As for property, it is a moot point whether its protection and valuing are themselves liberal features or whether the institution of private property is one of the prerequisites to developing fundamental liberal attributes such as freedom and individuality. If the former, a defence of private property would have acknowledged the personal contribution of individuals to their own good and that of society at large through their labour and inventiveness. It would have recognized the importance of justifiable security, incentives, rewards, and—not least—independence in private life in the form of material assets. All those had implications for an orderly and rule-bound public sphere. But it would also have sown the seeds of competitiveness: a virtue for some liberals and a vice—when found in excess—for others. And it would have endorsed the importance of the division of labour, which for many liberals introduced a justifiable inequality based on diverse talents or industriousness. But while critics of liberalism have indicted the division of labour for fomenting gross and unjust inequality, the left-liberal French sociologist Émile Durkheim (1858–1917) regarded it as furthering a beneficial social interdependence, thus illustrating the malleability of liberal ideology.
If, however, private property was seen as a means to other liberal attributes, say self-development, that might explain the fluctuating fortunes of the concept of property in liberal thought and practice—namely, its relative centrality or distance from the liberal core, on which, see . Such variations may have been the outcome of identifying other ways of furthering liberal values, with similar effect. For instance, if income were to be redistributed to those more in need, rather than allowing property to accumulate unreservedly, that might achieve a fairer notion of individuality.

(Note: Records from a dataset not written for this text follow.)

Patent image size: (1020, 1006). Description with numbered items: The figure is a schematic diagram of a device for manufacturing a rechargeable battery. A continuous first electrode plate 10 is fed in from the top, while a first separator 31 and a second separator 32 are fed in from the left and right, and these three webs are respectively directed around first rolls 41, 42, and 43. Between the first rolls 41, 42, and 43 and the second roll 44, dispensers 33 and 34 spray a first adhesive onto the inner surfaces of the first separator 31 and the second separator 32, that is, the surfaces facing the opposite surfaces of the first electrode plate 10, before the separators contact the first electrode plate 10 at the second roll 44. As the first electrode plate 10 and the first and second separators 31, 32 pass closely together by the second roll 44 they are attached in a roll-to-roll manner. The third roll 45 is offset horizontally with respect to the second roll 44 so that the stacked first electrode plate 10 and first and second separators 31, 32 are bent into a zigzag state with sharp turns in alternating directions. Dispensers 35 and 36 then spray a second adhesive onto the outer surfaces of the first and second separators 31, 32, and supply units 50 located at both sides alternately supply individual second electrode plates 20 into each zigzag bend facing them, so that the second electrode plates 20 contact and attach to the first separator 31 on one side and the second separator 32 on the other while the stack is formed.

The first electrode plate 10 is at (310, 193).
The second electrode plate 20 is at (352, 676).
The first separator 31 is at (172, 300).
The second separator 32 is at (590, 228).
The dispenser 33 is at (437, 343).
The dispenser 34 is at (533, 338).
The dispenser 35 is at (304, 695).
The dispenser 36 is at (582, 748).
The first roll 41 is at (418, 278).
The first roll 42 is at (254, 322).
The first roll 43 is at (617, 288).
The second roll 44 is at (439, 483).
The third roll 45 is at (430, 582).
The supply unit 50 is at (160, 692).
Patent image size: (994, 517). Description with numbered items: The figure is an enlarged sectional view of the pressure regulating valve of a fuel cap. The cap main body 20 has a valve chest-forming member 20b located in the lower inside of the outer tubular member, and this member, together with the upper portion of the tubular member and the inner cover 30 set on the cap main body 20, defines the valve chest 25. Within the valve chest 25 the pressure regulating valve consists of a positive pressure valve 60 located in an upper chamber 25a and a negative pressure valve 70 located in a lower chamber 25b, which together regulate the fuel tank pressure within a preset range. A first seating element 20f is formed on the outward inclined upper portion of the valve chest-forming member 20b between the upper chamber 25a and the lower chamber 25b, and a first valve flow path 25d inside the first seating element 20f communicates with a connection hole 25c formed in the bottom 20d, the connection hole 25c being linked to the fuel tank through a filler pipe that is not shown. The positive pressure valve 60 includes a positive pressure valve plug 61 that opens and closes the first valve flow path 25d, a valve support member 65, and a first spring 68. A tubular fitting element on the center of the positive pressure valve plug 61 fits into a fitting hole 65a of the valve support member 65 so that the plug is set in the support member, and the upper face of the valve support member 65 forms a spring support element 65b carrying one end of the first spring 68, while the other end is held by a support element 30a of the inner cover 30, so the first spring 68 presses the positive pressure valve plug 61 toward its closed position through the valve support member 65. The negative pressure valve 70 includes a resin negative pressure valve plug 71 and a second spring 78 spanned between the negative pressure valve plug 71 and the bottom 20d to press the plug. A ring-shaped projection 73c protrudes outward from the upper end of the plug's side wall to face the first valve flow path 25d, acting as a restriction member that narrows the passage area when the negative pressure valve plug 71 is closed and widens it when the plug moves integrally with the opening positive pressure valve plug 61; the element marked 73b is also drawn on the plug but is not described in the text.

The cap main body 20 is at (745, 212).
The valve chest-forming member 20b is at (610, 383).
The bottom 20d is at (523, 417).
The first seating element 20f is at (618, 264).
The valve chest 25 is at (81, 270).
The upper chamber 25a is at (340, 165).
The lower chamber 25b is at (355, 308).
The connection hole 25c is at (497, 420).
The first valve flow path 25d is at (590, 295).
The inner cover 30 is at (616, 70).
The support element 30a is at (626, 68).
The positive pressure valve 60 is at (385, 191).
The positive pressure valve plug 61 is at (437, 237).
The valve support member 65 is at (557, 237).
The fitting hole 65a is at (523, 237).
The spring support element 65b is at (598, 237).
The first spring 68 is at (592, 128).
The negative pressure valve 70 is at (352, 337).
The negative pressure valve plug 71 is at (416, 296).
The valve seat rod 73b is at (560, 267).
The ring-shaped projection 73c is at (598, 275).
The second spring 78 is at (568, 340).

The growth of universities and the thirst for knowledge fuelled by human curiosity were another factor in the planting of liberalism’s seeds, harnessing the realms of culture and civilization to a liberal temperament. The search for new boundaries of experience was accompanied by the critical evaluation of knowledge, rather than its passive acceptance. Sensitivity to different forms of human expression, and the cultivation of reflective sensibilities towards what one was studying or arguing, became intertwined with liberal values. In Germany, the 18th and 19th century movement towards culture and education, known as Bildung, encapsulated some of those aims. German philosophers such as Johann Gottfried Herder (1744–1803) believed that freedom was attained through education and that the recognition of cultural pluralism fostered individual development. Wilhelm von Humboldt, another German philosopher, advocated continuous individual growth. He was admired by Mill, who introduced his famous treatise On Liberty with an approving quotation from von Humboldt, citing the latter’s grand, leading principle: ‘the absolute and essential importance of human development in its richest diversity’.
Sustaining all that was the enlightenment, a movement of ideas located mainly in the 17th and 18th centuries, which promoted the view that empirical evidence was the basis of rational knowledge and focused on the scientific investigation of human beings in a social context, as well as on its artistic expression. This anthropocentric view of the ‘science of man’ also allowed for the study of the moral and cultural components of human conduct. It encouraged a non-dogmatic, experimental, and critical assessment of the human condition, releasing philosophical and social thought from traditional restraints. Enlightenment thinkers with direct impact on political thought were notable in particular in France—Charles-Louis de Secondat Montesquieu (1689–1755); in Germany—Immanuel Kant (1724–1804); and in Scotland—David Hume (1711–76) and Adam Smith (1723–90). Instead of religious authoritarianism, they practised an open-ended curiosity, and most of them extolled the ideals of freedom and equality. That provided an impetus to the rational, planned construction of social and political institutions and to the furtherance of toleration. All these were accompanied by a swelling demand that the voice of the people be heard. Initially, that voice was restricted to some of the wealthy, the educated, and the articulate segments of society, particularly through a free and often outspoken press and pamphlet culture. But the idea of broad representation became another building block in the consolidation of liberal principles.